I would like to calculate this limit. I tried to look for known limits which can be substituted to parts of this limit but couldn't find information about the double factorial.

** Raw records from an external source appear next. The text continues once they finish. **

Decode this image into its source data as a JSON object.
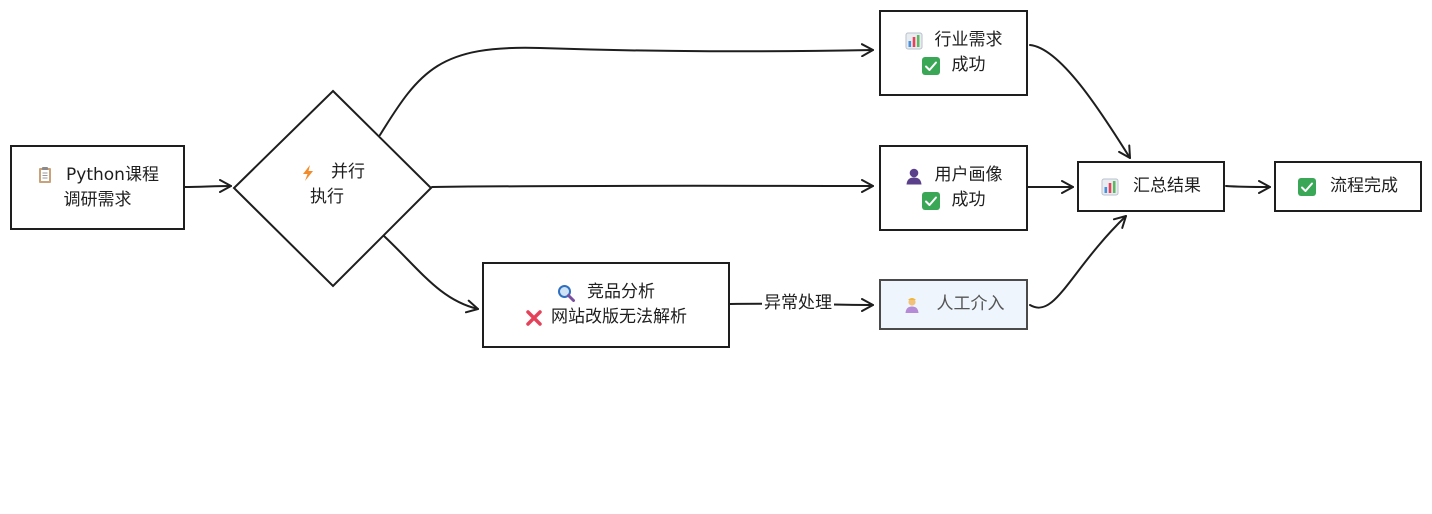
{
  "diagram": {
    "start": {
      "line1": "Python课程",
      "line2": "调研需求",
      "icon": "clipboard-icon"
    },
    "decision": {
      "line1": "并行",
      "line2": "执行",
      "icon": "lightning-icon"
    },
    "industry": {
      "title": "行业需求",
      "status": "成功",
      "icon": "bar-chart-icon",
      "status_icon": "check-icon"
    },
    "user": {
      "title": "用户画像",
      "status": "成功",
      "icon": "user-icon",
      "status_icon": "check-icon"
    },
    "competitor": {
      "title": "竞品分析",
      "status": "网站改版无法解析",
      "icon": "magnifier-icon",
      "status_icon": "cross-icon"
    },
    "manual": {
      "title": "人工介入",
      "icon": "worker-icon"
    },
    "summary": {
      "title": "汇总结果",
      "icon": "bar-chart-icon"
    },
    "done": {
      "title": "流程完成",
      "icon": "check-icon"
    },
    "edge_exception_label": "异常处理"
  },
  "colors": {
    "stroke": "#1e1e1e",
    "manual_fill": "#eef5fc",
    "check": "#3aa757",
    "cross": "#e5425a"
  }
}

$$\lim\limits_{k \to \infty}(1+2^{k+1})^{(2^{k-2})-2}\cdot\frac{(2^k-1)^2}{(2^k-1)!!}$$
Thanks ahead for any help
EDIT
Denote $n=2^k-1=2\cdot 2^{k-1}-1$ so we actually need to calculate:
$$\lim\limits_{n \to \infty}(2n+3)^{\frac{n+1}{4}-2}\cdot\frac{n^2}{n!!}$$ And have by a relation-to-factorial formula for odd n:
$$n!! = \frac{2^k!}{2^{2^{k-1}}\cdot 2^{k-1}!} = \frac{(n+1)!}{2^{\frac{n+1}{2}}\cdot (\frac{n+1}{2})!}$$
Now using the Stirling approximation we have (only for odd n):
$$n!! \sim \frac{\sqrt{2\pi(n+1)}(\frac{n+1}{e})^{n+1}}{2^{\frac{n+1}{2}}\cdot \sqrt{2\pi(\frac{n+1}{2})}(\frac{\frac{n+1}{2}}{e})^{\frac{n+1}{2}}} = \frac{\sqrt{2}(\frac{n+1}{e})^{n+1}}{2^{\frac{n+1}{2}}(\frac{n+1}{e})^{\frac{n+1}{2}}(\frac{1}{2})^{\frac{n+1}{2}}} = \sqrt{2}(\frac{n+1}{e})^{\frac{n+1}{2}}$$
From here it is clear to see that for odd n's $$\lim\limits_{n \to \infty}(2n+3)^{\frac{n+1}{4}-2}\cdot\frac{n^2}{n!!} = 0$$
HINT
Let indicate $n=2^k-1\to \infty$ then we have
$$(1+2^{k+1})^{(2^{k-2})-2}\cdot\frac{(2^k-1)^2}{(2^k-1)!!}=(2n+3)^{\frac{n+1}4-2}\cdot\frac{n^2}{n!!}=(2n+3)^{\frac{n-7}4}\cdot\frac{n^2}{2^nn!}$$
then use Stirling approximation or by Root test
$$\sqrt[n]{(2n+3)^{\frac{n-7}4}\cdot\frac{n^2}{2^nn!}} \sim \sqrt[n]{\frac{n^\frac{n}4n^2}{2^{\frac{3n}4}n!}}=\frac{\sqrt[n]{n^2}}{2^\frac34}\cdot\frac{\sqrt[4] n}{\sqrt[n]{n!}}$$